Ali Momeni’s Smoke and Hot Air which was created in collaboration with Robin Mandel takes on the ever–increasing threats against Iran. The machine is created to pick up news featuring sentences that include “attack Iran” are scavenged from Google News and spoken using a text–to–speech synthesizer. The voice is then picked up by a microphone, analyzed, and translated into rhythmically corresponding smoke rings from a quartet of smoke ring makers. While signaling fear, translated on the spot from threats spread worldwide into identical smoke rings coming out of an unstoppable machine, the room is gradually filled with smoke as the tension rises. This 2008 piece, is still valid and pertinent ten years later where an uncertain shadow is hanging over us all.
At The End of the World is ..., Mohebbinejad tries to recreate a void, juxtaposing the dialogues from the film Naked – directed by Mike Leigh – with images of floating dust particles, unknown shimmering creatures as he puts it, “coming into being and passing away.” This dystopian piece uses minimum requirements to depict the moment dust particles, their eminent presence in every space, are activated by a ray of light and then shuts down every other second.
Minou Iranpour’s Bein is an abstract journey, an alienated landscape based on her life experiences as she puts it, Bein is something happening “in between.” Abstract images shot with a digital camera, do not leave much to interpretation while the sepia tone applied on the film, fades traces of any familiar scene which can lead to any possible guess. Iranpour wants the viewer to stay with her on this short journey.

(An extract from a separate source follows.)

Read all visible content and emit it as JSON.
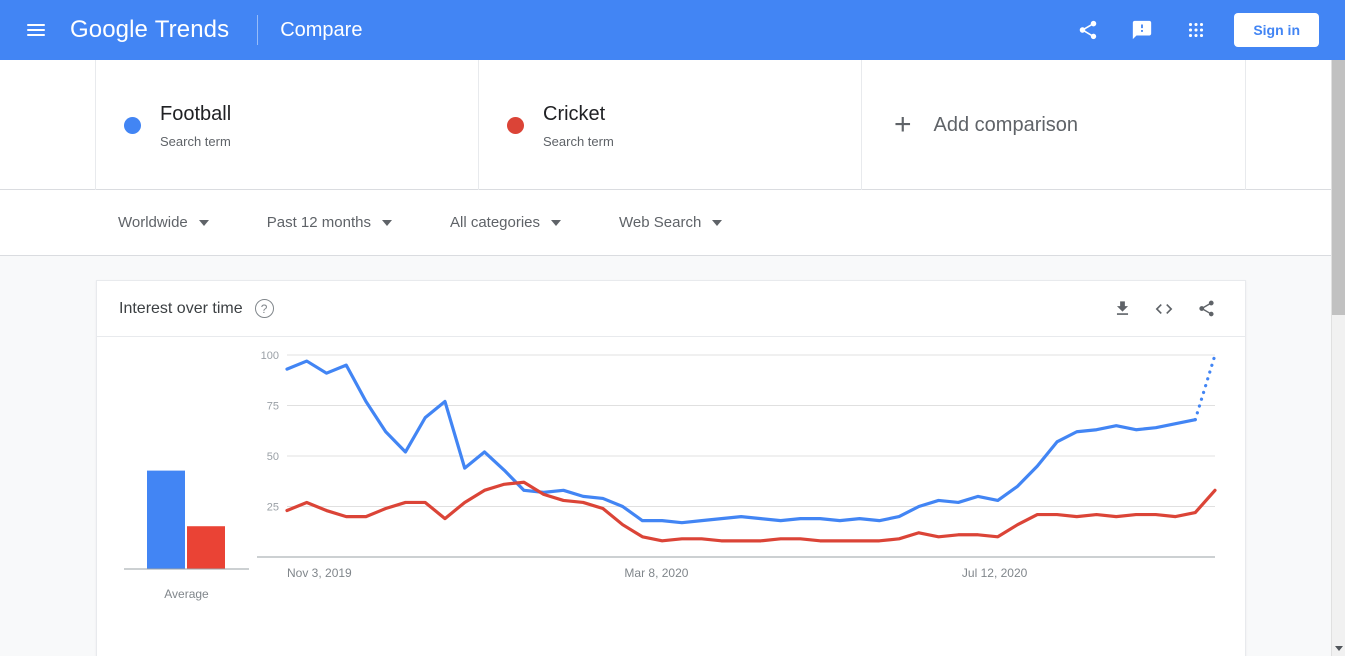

Anahita Hekmat has two pieces in Moving Dust: Arg–e–Bam (CITADELLE), revisits the aftermath of a 6.6 earthquake in the city of Bam, in the Kerman province of southeastern Iran, which destroyed Arg–e Bam, the world‘s largest adobe structure, dating back to at least 500 B.C. The trace, which was made a year before, follows a journey to Shahda, a village near Yazd, which is one of the last places to resist the encounter between Islam and Zoroastrianism in Iran. Hekmat’s camera often follows a historic trail and arrives at locations which have been collecting dust for a long time like a wind, even when it’s too late.
Nassrin Nasser’s fragile and illuminating Raining Ashes transports us toward an uncertain moment of decision which some of us might be familiar with: a fictional relationship between a prisoner in solitary confinement and an activist. The prisoner is imagining the activist writing to her out of vigilance and sympathy. Finally, the illusion turns out to belong more to the writer than the prisoner.
A witness, a virtual activist, or a performance artist? Aria Farajnezhad elaborates on this in his video piece: “All solid video performance is a dark metaphor, which ridicules itself too. The image of a man facing a pile of raw materials is not staged or lighted. The industrial shed remained intact. The only theatrical role is taken by the artist. The permanent shouting, which causes a dramatic atmosphere in the first part, seems poor and absurd when it is being performed in the empty space. All is solid melts into air, even the monument of the artist’s heroic act.”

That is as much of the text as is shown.